All codes used for genomes assembly and annotation are available on the Gitpage dedicated to the genome database project https://abims-sbr.gitlab.io/rhodoexplorer/doc/data_process/.
Rhodoexplorer Red Algal Genome Database
The main web portal (https://rhodoexplorer.sb-roscoff.fr) has been implemented using the Python web framework Django, with data stored in a relational database (PostgreSQL).

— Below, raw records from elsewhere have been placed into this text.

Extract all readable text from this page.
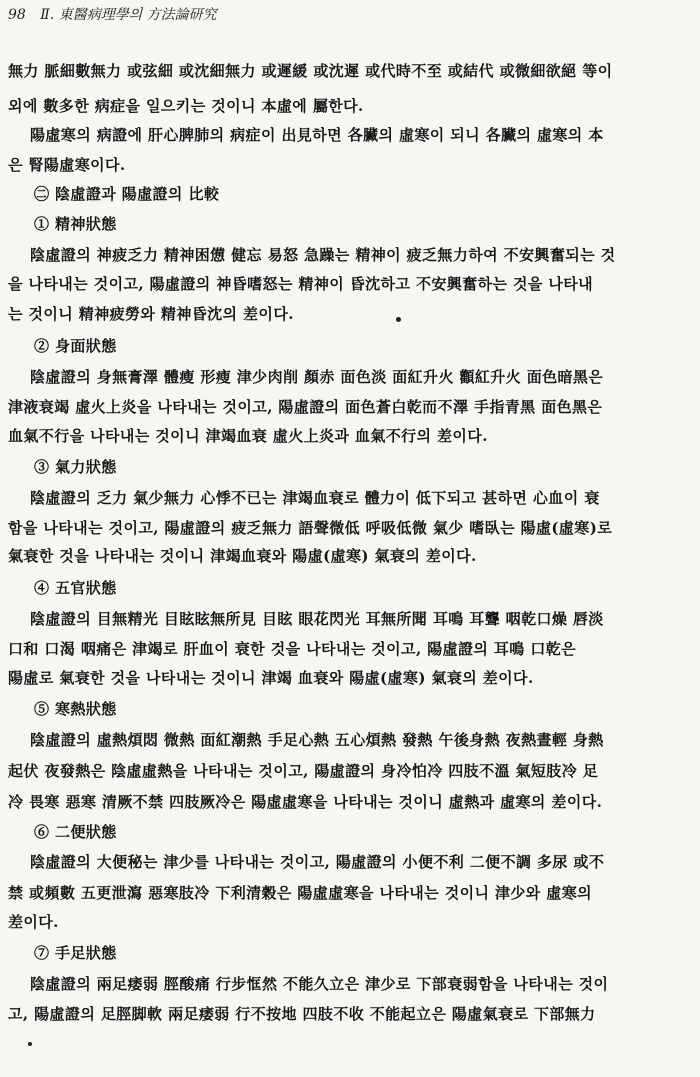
98 Ⅱ. 東醫病理學의 方法論研究
無力 脈細數無力 或弦細 或沈細無力 或遲緩 或沈遲 或代時不至 或結代 或微細欲絕 等이
외에 數多한 病症을 일으키는 것이니 本虛에 屬한다.
陽虛寒의 病證에 肝心脾肺의 病症이 出見하면 各臟의 虛寒이 되니 各臟의 虛寒의 本
은 腎陽虛寒이다.
㊁ 陰虛證과 陽虛證의 比較
① 精神狀態
陰虛證의 神疲乏力 精神困憊 健忘 易怒 急躁는 精神이 疲乏無力하여 不安興奮되는 것
을 나타내는 것이고, 陽虛證의 神昏嗜怒는 精神이 昏沈하고 不安興奮하는 것을 나타내
는 것이니 精神疲勞와 精神昏沈의 差이다.
② 身面狀態
陰虛證의 身無膏澤 體瘦 形瘦 津少肉削 顏赤 面色淡 面紅升火 顴紅升火 面色暗黑은
津液衰竭 虛火上炎을 나타내는 것이고, 陽虛證의 面色蒼白乾而不澤 手指青黑 面色黑은
血氣不行을 나타내는 것이니 津竭血衰 虛火上炎과 血氣不行의 差이다.
③ 氣力狀態
陰虛證의 乏力 氣少無力 心悸不已는 津竭血衰로 體力이 低下되고 甚하면 心血이 衰
함을 나타내는 것이고, 陽虛證의 疲乏無力 語聲微低 呼吸低微 氣少 嗜臥는 陽虛(虛寒)로
氣衰한 것을 나타내는 것이니 津竭血衰와 陽虛(虛寒) 氣衰의 差이다.
④ 五官狀態
陰虛證의 目無精光 目眩眩無所見 目眩 眼花閃光 耳無所聞 耳鳴 耳聾 咽乾口燥 唇淡
口和 口渴 咽痛은 津竭로 肝血이 衰한 것을 나타내는 것이고, 陽虛證의 耳鳴 口乾은
陽虛로 氣衰한 것을 나타내는 것이니 津竭 血衰와 陽虛(虛寒) 氣衰의 差이다.
⑤ 寒熱狀態
陰虛證의 虛熱煩悶 微熱 面紅潮熱 手足心熱 五心煩熱 發熱 午後身熱 夜熱晝輕 身熱
起伏 夜發熱은 陰虛虛熱을 나타내는 것이고, 陽虛證의 身冷怕冷 四肢不溫 氣短肢冷 足
冷 畏寒 惡寒 清厥不禁 四肢厥冷은 陽虛虛寒을 나타내는 것이니 虛熱과 虛寒의 差이다.
⑥ 二便狀態
陰虛證의 大便秘는 津少를 나타내는 것이고, 陽虛證의 小便不利 二便不調 多尿 或不
禁 或頻數 五更泄瀉 惡寒肢冷 下利清穀은 陽虛虛寒을 나타내는 것이니 津少와 虛寒의
差이다.
⑦ 手足狀態
陰虛證의 兩足痿弱 脛酸痛 行步恇然 不能久立은 津少로 下部衰弱함을 나타내는 것이
고, 陽虛證의 足脛脚軟 兩足痿弱 行不按地 四肢不收 不能起立은 陽虛氣衰로 下部無力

For each red algal species, an integrated environment of visualization tools has been deployed based on the Galaxy Genome Annotation (GGA) project (Bretaudeau et al. 2019). Each GGA environment deployed for the Rhodoexplorer database includes the following: Chado, a PostgreSQL relational database schema for storing biological data (Mungall et al. 2007); JBrowse, a web-based genome browser (Buels et al. 2016); Tripal, a Drupal-based application for creating biological websites (Sanderson et al. 2013); Elasticsearch, a distributed, free, and open search and analytics engine for all types of data (https://www.elastic.co/products/elasticsearch); and Galaxy, a browser-accessible workbench for scientific computing used as a data loading orchestrator for administrators (The Galaxy Community 2022). To facilitate the deployment and the administration of the GGA service, a set of Python tools has been developed (http://gitlab.sb-roscoff.fr/abims/e-infra/gga_load_data) allowing mass deployment of Docker containers and automated data loading through Galaxy with the Bioblend API (Sloggett et al 2013).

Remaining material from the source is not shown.